Pour un usage de l’eau de pluie et des eaux usées à grande échelle
Tribune du 28 août 2026 de Sylvie Sacilotto.
– On commencerait plutôt par la douche, chérie ? Avec ce que nos amis ont enduré, ils rêvent sans doute de se décrasser.
– Venez par ici pour vous laver les mains.
Et là, nos amis Godefroy et Jacquouille entrent dans les toilettes, s’assoient au pied du WC et s’aspergent le visage d’eau.
– Viens voir !
– Mon cousin, qu’est-ce que vous faites ?

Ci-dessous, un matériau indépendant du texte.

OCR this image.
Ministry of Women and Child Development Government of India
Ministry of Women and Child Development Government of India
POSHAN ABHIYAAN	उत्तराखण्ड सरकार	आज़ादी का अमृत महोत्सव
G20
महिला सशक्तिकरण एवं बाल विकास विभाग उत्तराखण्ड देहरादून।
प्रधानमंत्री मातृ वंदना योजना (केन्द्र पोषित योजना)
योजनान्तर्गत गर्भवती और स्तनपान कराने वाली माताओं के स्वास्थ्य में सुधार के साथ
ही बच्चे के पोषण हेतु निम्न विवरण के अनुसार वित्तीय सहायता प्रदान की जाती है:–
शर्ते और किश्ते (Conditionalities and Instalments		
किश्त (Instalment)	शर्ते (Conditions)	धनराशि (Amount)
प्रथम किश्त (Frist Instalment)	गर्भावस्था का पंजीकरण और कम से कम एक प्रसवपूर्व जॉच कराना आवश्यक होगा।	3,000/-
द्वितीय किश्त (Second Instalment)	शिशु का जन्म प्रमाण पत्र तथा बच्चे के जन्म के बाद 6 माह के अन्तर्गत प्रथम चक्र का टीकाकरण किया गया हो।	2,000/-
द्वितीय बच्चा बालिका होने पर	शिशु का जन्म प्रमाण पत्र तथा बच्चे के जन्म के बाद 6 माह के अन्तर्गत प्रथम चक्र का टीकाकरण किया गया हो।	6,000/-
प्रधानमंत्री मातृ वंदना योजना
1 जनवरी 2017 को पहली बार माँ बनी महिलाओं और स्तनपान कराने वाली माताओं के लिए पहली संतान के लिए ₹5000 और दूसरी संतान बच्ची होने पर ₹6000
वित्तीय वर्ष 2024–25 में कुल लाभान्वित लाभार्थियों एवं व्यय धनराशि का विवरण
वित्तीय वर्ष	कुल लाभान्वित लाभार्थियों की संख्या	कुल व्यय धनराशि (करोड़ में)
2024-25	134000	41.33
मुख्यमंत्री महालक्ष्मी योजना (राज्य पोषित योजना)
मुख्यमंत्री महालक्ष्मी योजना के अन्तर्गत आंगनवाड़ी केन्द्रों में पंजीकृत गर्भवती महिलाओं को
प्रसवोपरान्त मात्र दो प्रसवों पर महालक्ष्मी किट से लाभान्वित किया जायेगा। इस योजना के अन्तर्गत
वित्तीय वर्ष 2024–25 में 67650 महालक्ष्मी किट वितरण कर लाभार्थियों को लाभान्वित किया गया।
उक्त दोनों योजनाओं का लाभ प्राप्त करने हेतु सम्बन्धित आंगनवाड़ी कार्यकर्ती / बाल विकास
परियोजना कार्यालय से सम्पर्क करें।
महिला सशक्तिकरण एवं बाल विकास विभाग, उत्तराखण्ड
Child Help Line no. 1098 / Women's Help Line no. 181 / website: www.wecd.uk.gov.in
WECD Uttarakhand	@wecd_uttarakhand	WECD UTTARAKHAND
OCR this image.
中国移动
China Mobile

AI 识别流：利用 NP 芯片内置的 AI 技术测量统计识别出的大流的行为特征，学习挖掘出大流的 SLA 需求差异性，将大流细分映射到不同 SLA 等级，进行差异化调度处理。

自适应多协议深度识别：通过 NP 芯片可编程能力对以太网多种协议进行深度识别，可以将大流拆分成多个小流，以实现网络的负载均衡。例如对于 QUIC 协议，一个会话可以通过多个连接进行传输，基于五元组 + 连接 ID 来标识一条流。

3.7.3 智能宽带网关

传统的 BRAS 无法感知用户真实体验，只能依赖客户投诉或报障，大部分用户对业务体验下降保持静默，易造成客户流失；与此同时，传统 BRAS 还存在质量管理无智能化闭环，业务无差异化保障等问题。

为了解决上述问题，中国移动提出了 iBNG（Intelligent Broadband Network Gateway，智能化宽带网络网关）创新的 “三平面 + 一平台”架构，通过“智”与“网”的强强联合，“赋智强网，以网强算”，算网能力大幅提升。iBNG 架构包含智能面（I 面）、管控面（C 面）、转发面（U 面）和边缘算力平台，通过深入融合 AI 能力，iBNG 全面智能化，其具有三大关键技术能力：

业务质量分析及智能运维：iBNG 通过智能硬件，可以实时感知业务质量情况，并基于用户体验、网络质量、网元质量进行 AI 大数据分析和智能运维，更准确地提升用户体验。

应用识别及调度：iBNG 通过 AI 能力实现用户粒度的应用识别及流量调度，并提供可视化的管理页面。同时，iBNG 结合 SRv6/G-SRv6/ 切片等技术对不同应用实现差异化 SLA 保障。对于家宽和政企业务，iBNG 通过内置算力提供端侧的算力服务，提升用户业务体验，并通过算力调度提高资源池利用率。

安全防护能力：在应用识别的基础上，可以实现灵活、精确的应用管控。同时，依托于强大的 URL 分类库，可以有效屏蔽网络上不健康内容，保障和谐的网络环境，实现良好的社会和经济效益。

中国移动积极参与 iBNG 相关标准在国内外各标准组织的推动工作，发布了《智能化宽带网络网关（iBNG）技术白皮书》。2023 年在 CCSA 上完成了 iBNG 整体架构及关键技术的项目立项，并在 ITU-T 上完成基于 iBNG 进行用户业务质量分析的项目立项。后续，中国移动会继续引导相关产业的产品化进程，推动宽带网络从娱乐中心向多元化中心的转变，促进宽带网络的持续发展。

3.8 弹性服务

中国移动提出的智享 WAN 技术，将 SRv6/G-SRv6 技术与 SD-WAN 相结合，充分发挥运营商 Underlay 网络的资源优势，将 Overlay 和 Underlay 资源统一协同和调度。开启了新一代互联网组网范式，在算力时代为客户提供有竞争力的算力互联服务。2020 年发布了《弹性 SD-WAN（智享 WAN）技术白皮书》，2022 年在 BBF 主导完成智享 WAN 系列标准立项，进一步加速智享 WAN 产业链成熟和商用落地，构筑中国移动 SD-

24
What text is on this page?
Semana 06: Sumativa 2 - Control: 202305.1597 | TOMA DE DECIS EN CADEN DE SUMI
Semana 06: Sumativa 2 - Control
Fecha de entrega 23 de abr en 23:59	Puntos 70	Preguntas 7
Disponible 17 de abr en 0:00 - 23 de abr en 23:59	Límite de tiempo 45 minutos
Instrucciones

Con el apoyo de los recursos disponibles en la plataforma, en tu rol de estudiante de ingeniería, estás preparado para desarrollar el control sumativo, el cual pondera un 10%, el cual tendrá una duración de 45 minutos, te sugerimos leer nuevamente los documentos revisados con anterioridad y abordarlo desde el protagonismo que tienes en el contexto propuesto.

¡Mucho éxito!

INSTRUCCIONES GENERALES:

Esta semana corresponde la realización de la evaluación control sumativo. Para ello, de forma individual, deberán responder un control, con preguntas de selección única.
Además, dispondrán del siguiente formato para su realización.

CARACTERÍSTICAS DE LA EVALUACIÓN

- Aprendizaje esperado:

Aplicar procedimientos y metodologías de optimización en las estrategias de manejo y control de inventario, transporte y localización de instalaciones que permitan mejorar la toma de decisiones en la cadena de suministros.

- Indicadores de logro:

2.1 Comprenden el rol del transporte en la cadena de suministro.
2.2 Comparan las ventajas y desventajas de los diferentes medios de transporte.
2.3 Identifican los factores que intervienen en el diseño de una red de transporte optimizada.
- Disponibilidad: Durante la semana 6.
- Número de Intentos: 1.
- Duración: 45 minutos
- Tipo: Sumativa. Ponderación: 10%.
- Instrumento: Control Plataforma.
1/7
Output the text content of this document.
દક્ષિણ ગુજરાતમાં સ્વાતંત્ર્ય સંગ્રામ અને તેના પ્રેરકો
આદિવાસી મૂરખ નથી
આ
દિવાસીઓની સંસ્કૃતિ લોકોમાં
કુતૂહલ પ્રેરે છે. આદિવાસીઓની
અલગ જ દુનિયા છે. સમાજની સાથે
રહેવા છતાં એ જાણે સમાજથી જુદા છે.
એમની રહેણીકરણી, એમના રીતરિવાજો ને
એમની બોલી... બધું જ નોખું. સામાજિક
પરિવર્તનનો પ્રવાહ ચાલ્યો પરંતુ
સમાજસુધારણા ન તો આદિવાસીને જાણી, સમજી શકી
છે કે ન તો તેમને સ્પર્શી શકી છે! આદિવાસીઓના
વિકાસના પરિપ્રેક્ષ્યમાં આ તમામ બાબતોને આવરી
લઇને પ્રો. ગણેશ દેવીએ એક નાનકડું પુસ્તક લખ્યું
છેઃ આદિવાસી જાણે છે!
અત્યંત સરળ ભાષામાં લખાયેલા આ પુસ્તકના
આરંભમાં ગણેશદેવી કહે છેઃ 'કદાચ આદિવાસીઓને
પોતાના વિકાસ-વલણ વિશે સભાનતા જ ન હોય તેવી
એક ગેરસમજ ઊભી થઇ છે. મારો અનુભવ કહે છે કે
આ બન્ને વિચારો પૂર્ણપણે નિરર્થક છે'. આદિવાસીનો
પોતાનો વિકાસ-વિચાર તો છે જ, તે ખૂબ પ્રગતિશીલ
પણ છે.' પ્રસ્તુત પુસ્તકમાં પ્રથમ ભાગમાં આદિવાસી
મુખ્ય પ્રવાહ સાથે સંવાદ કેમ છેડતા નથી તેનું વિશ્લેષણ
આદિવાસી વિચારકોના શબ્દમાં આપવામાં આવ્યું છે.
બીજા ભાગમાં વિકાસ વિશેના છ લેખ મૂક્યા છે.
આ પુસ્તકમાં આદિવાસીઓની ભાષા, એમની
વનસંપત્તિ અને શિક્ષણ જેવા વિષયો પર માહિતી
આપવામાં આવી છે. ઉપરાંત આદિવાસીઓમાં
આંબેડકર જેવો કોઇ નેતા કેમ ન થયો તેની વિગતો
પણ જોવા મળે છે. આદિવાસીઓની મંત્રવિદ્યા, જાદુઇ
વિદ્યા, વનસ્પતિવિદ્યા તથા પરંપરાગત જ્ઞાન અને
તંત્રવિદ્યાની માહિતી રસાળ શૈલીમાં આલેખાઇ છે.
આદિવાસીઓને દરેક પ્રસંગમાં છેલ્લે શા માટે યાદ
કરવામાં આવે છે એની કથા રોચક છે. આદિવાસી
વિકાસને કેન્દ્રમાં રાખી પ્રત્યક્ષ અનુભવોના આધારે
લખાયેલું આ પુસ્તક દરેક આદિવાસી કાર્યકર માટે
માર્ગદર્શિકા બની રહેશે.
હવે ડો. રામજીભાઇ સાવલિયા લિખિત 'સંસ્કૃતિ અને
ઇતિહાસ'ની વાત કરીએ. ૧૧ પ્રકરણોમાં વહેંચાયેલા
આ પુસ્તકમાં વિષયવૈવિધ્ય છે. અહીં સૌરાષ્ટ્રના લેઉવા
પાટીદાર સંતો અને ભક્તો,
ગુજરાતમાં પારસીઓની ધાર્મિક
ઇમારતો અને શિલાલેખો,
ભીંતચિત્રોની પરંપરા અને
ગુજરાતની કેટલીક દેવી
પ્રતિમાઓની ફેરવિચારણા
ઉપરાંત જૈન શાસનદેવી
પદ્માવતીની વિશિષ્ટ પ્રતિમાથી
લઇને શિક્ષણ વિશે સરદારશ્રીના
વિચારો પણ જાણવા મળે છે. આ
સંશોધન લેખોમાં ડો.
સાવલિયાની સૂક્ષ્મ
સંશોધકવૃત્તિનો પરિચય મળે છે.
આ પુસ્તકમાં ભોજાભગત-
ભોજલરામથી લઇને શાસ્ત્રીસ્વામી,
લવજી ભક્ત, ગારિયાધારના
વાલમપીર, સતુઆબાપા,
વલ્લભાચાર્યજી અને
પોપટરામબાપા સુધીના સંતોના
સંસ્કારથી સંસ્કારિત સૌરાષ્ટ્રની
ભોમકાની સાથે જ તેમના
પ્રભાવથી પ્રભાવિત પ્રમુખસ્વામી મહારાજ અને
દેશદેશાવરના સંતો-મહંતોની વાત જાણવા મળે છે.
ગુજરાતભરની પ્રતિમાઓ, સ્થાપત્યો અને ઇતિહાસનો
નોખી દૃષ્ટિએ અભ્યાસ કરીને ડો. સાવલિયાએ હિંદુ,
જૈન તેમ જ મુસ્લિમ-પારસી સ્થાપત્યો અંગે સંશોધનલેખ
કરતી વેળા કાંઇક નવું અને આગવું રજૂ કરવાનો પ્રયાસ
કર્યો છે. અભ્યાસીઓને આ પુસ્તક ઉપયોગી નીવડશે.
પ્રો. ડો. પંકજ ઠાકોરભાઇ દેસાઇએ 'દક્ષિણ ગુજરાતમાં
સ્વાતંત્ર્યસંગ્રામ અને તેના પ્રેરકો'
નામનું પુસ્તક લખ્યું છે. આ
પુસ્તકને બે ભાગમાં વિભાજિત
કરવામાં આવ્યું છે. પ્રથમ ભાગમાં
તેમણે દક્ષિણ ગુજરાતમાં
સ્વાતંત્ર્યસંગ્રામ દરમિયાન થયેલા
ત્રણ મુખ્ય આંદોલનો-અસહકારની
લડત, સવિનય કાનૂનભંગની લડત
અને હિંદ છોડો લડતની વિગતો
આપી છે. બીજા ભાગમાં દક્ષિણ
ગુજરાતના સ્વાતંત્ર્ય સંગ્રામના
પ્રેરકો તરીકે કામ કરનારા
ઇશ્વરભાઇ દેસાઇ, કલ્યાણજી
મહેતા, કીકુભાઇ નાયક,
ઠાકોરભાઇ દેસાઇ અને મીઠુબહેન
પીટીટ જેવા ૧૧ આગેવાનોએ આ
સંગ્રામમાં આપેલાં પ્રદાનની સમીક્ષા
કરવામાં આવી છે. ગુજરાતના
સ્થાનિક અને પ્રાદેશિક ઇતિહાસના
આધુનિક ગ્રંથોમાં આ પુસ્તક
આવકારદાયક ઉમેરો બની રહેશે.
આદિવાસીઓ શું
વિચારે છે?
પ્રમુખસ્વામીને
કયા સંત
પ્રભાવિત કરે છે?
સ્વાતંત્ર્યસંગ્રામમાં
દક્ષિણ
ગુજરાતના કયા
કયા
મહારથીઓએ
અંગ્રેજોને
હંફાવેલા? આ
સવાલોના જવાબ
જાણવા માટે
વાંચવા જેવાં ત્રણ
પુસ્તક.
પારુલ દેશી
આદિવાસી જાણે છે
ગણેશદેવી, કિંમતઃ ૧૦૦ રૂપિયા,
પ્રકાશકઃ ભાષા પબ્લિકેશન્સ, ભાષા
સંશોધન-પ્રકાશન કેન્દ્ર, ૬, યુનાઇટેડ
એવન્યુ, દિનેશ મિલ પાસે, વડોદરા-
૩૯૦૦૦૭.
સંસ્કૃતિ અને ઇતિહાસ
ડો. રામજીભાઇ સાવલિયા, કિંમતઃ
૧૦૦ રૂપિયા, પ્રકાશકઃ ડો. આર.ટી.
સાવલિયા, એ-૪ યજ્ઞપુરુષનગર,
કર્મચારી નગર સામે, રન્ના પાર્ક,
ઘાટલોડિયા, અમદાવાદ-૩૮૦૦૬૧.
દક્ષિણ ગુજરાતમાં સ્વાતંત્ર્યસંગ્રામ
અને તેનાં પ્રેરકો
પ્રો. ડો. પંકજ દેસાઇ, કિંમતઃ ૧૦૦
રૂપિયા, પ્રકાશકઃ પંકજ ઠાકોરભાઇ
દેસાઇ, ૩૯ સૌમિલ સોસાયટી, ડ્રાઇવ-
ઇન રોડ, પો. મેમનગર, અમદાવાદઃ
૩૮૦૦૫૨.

– Ils pataugent sur la cuvette des chiottes !
Beaucoup se rappelleront cette scène culte du film Les Visiteurs. Les deux compères n’avaient pas tort puisque l’eau des toilettes est propre et potable.
En cette période de canicules qui se succèdent, on (l’État) nous demande d’économiser l’eau. Il serait tellement logique de commencer par ne plus utiliser d’eau potable dans nos toilettes et d’avoir recours à de l’eau « alternative » dite aussi « non conventionnelle » pour la chasse d’eau des toilettes, le lavage du linge et l’arrosage du jardin, comme cela se pratique en Allemagne ou aux Pays-Bas. Ces deux pays encouragent en effet fortement la substitution de l’eau potable par de l’eau de pluie ou des eaux grises pour les usages ne nécessitant pas une qualité potable, sous réserve de déclarations sanitaires strictes auprès des autorités locales.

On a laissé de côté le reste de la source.